In their declaration issued yesterday, the 21-nation group also declared their commitment to keep markets open and refrain from raising new barriers to investment or to trade in goods and services, and will regularly review their adherence to these commitments.
According to the leaders, the most effective means of dealing with protectionist pressures and delivering a global stimulus package to sustain and secure the group's recovery is an ambitious and balanced conclusion to the Doha Development Agenda (DDA) in 2010. The group is prepared to exercise pragmatism and all possible flexibility and utilise all possible avenues in order to accelerate the pace of negotiations to secure convergence on a final package.

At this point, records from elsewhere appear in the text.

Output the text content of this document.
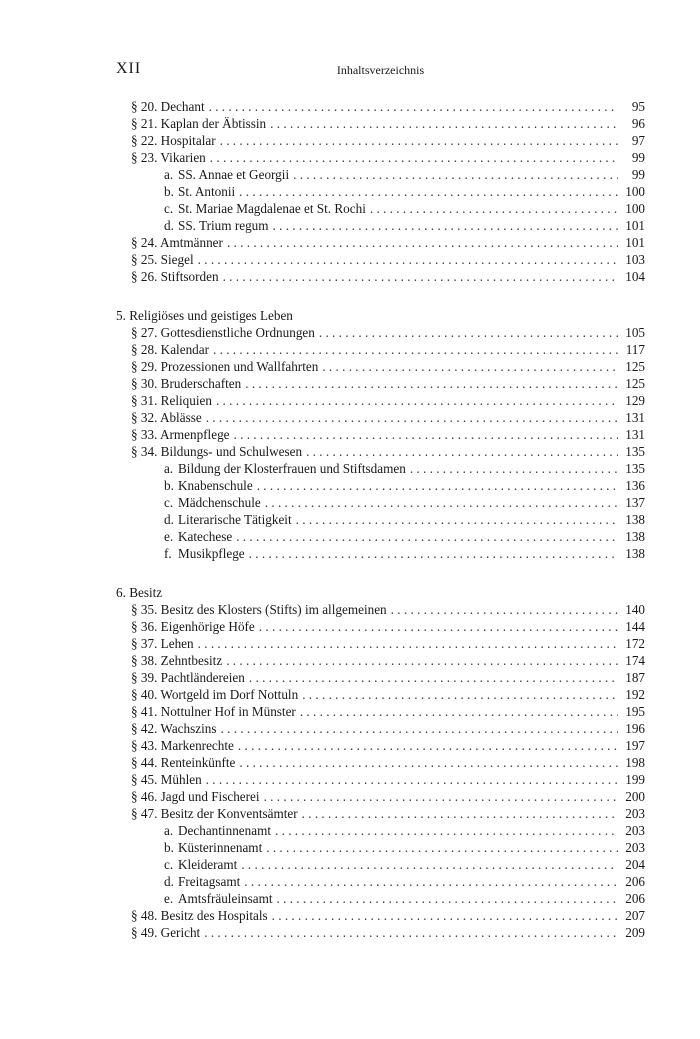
XII	Inhaltsverzeichnis
§ 20. Dechant . . .	95
§ 21. Kaplan der Äbtissin . . .	96
§ 22. Hospitalar . . .	97
§ 23. Vikarien . . .	99
a. SS. Annae et Georgii . . .	99
b. St. Antonii . . .	100
c. St. Mariae Magdalenae et St. Rochi . . .	100
d. SS. Trium regum . . .	101
§ 24. Amtmänner . . .	101
§ 25. Siegel . . .	103
§ 26. Stiftsorden . . .	104
5. Religiöses und geistiges Leben
§ 27. Gottesdienstliche Ordnungen . . .	105
§ 28. Kalendar . . .	117
§ 29. Prozessionen und Wallfahrten . . .	125
§ 30. Bruderschaften . . .	125
§ 31. Reliquien . . .	129
§ 32. Ablässe . . .	131
§ 33. Armenpflege . . .	131
§ 34. Bildungs- und Schulwesen . . .	135
a. Bildung der Klosterfrauen und Stiftsdamen . . .	135
b. Knabenschule . . .	136
c. Mädchenschule . . .	137
d. Literarische Tätigkeit . . .	138
e. Katechese . . .	138
f. Musikpflege . . .	138
6. Besitz
§ 35. Besitz des Klosters (Stifts) im allgemeinen . . .	140
§ 36. Eigenhörige Höfe . . .	144
§ 37. Lehen . . .	172
§ 38. Zehntbesitz . . .	174
§ 39. Pachtländereien . . .	187
§ 40. Wortgeld im Dorf Nottuln . . .	192
§ 41. Nottulner Hof in Münster . . .	195
§ 42. Wachszins . . .	196
§ 43. Markenrechte . . .	197
§ 44. Renteinkünfte . . .	198
§ 45. Mühlen . . .	199
§ 46. Jagd und Fischerei . . .	200
§ 47. Besitz der Konventsämter . . .	203
a. Dechantinnenamt . . .	203
b. Küsterinnenamt . . .	203
c. Kleideramt . . .	204
d. Freitagsamt . . .	206
e. Amtsfräuleinsamt . . .	206
§ 48. Besitz des Hospitals . . .	207
§ 49. Gericht . . .	209
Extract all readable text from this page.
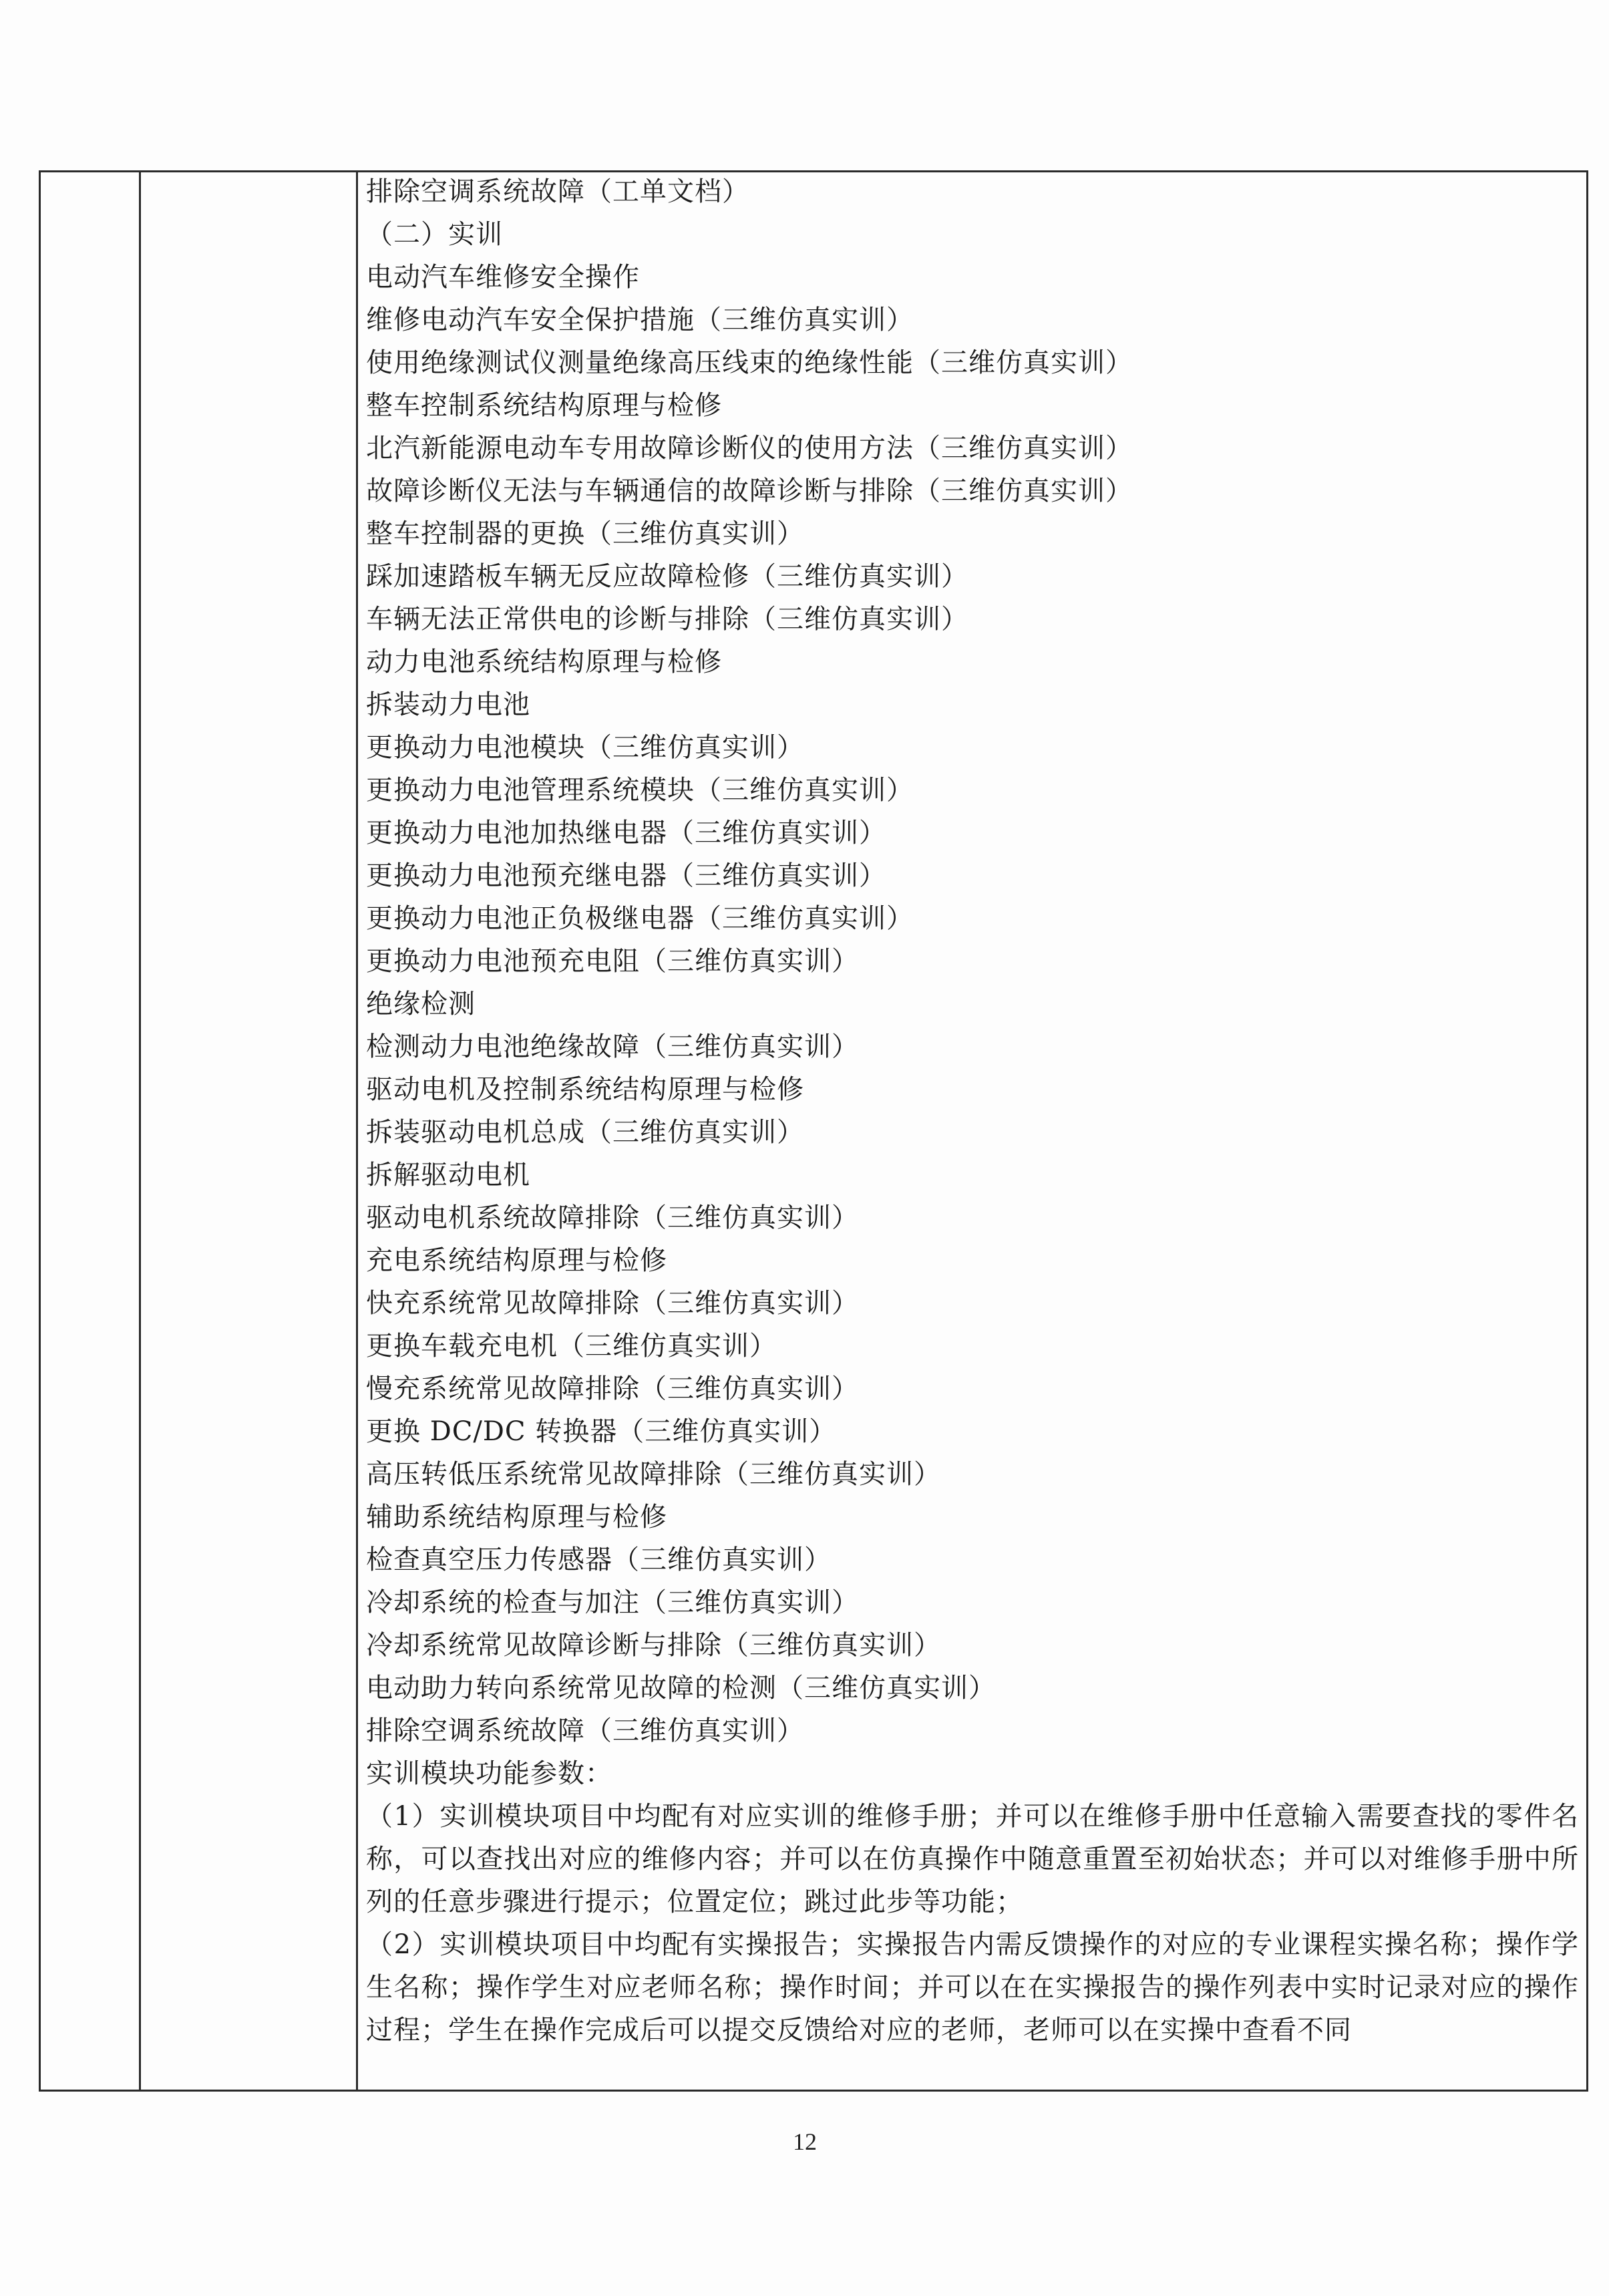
排除空调系统故障（工单文档）
（二）实训
电动汽车维修安全操作
维修电动汽车安全保护措施（三维仿真实训）
使用绝缘测试仪测量绝缘高压线束的绝缘性能（三维仿真实训）
整车控制系统结构原理与检修
北汽新能源电动车专用故障诊断仪的使用方法（三维仿真实训）
故障诊断仪无法与车辆通信的故障诊断与排除（三维仿真实训）
整车控制器的更换（三维仿真实训）
踩加速踏板车辆无反应故障检修（三维仿真实训）
车辆无法正常供电的诊断与排除（三维仿真实训）
动力电池系统结构原理与检修
拆装动力电池
更换动力电池模块（三维仿真实训）
更换动力电池管理系统模块（三维仿真实训）
更换动力电池加热继电器（三维仿真实训）
更换动力电池预充继电器（三维仿真实训）
更换动力电池正负极继电器（三维仿真实训）
更换动力电池预充电阻（三维仿真实训）
绝缘检测
检测动力电池绝缘故障（三维仿真实训）
驱动电机及控制系统结构原理与检修
拆装驱动电机总成（三维仿真实训）
拆解驱动电机
驱动电机系统故障排除（三维仿真实训）
充电系统结构原理与检修
快充系统常见故障排除（三维仿真实训）
更换车载充电机（三维仿真实训）
慢充系统常见故障排除（三维仿真实训）
更换 DC/DC 转换器（三维仿真实训）
高压转低压系统常见故障排除（三维仿真实训）
辅助系统结构原理与检修
检查真空压力传感器（三维仿真实训）
冷却系统的检查与加注（三维仿真实训）
冷却系统常见故障诊断与排除（三维仿真实训）
电动助力转向系统常见故障的检测（三维仿真实训）
排除空调系统故障（三维仿真实训）
实训模块功能参数：
（1）实训模块项目中均配有对应实训的维修手册；并可以在维修手册中任意输入需要查找的零件名称，可以查找出对应的维修内容；并可以在仿真操作中随意重置至初始状态；并可以对维修手册中所列的任意步骤进行提示；位置定位；跳过此步等功能；
（2）实训模块项目中均配有实操报告；实操报告内需反馈操作的对应的专业课程实操名称；操作学生名称；操作学生对应老师名称；操作时间；并可以在在实操报告的操作列表中实时记录对应的操作过程；学生在操作完成后可以提交反馈给对应的老师，老师可以在实操中查看不同
12
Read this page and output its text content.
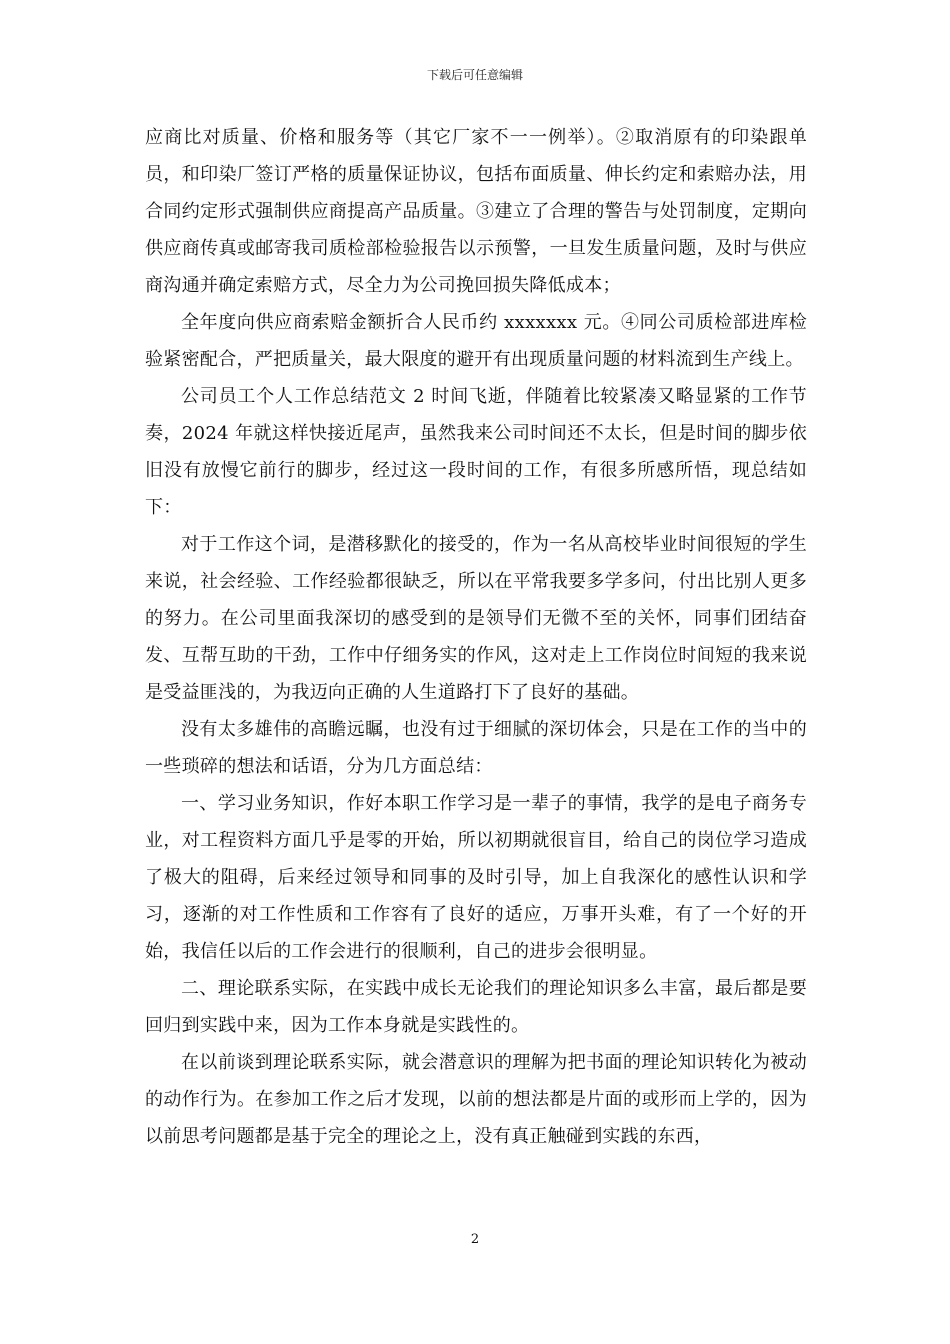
下载后可任意编辑

应商比对质量、价格和服务等（其它厂家不一一例举）。②取消原有的印染跟单员，和印染厂签订严格的质量保证协议，包括布面质量、伸长约定和索赔办法，用合同约定形式强制供应商提高产品质量。③建立了合理的警告与处罚制度，定期向供应商传真或邮寄我司质检部检验报告以示预警，一旦发生质量问题，及时与供应商沟通并确定索赔方式，尽全力为公司挽回损失降低成本；

全年度向供应商索赔金额折合人民币约 xxxxxxx 元。④同公司质检部进库检验紧密配合，严把质量关，最大限度的避开有出现质量问题的材料流到生产线上。

公司员工个人工作总结范文 2 时间飞逝，伴随着比较紧凑又略显紧的工作节奏，2024 年就这样快接近尾声，虽然我来公司时间还不太长，但是时间的脚步依旧没有放慢它前行的脚步，经过这一段时间的工作，有很多所感所悟，现总结如下：

对于工作这个词，是潜移默化的接受的，作为一名从高校毕业时间很短的学生来说，社会经验、工作经验都很缺乏，所以在平常我要多学多问，付出比别人更多的努力。在公司里面我深切的感受到的是领导们无微不至的关怀，同事们团结奋发、互帮互助的干劲，工作中仔细务实的作风，这对走上工作岗位时间短的我来说是受益匪浅的，为我迈向正确的人生道路打下了良好的基础。

没有太多雄伟的高瞻远瞩，也没有过于细腻的深切体会，只是在工作的当中的一些琐碎的想法和话语，分为几方面总结：

一、学习业务知识，作好本职工作学习是一辈子的事情，我学的是电子商务专业，对工程资料方面几乎是零的开始，所以初期就很盲目，给自己的岗位学习造成了极大的阻碍，后来经过领导和同事的及时引导，加上自我深化的感性认识和学习，逐渐的对工作性质和工作容有了良好的适应，万事开头难，有了一个好的开始，我信任以后的工作会进行的很顺利，自己的进步会很明显。

二、理论联系实际，在实践中成长无论我们的理论知识多么丰富，最后都是要回归到实践中来，因为工作本身就是实践性的。

在以前谈到理论联系实际，就会潜意识的理解为把书面的理论知识转化为被动的动作行为。在参加工作之后才发现，以前的想法都是片面的或形而上学的，因为以前思考问题都是基于完全的理论之上，没有真正触碰到实践的东西，

2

"We will ensure that economic growth in our region is consistent with sustainable development," state the leaders, adding that a key thrust in APEC's sustainable growth agenda is the APEC Environmental Goods and Services (EGS) Work Programme, under which the group will develop and implement a set of concrete actions to support sustainable growth in the region, advance work to increase utilisation and dissemination of EGS, reduce existing barriers and refrain from introducing new barriers to trade and investment in EGS, and enhance capabilities of economies to develop their EGS sectors.
The leaders also declared their support for the goals of the G20 Framework for Strong, Sustainable and Balanced Growth by working together to ensure that their macroeconomic, regulatory and structural policies are collectively consistent with more sustainable and balanced trajectories of growth. The group will also develop macro prudential and regulatory policies to help prevent credit and asset price cycles from becoming forces of destabilisation.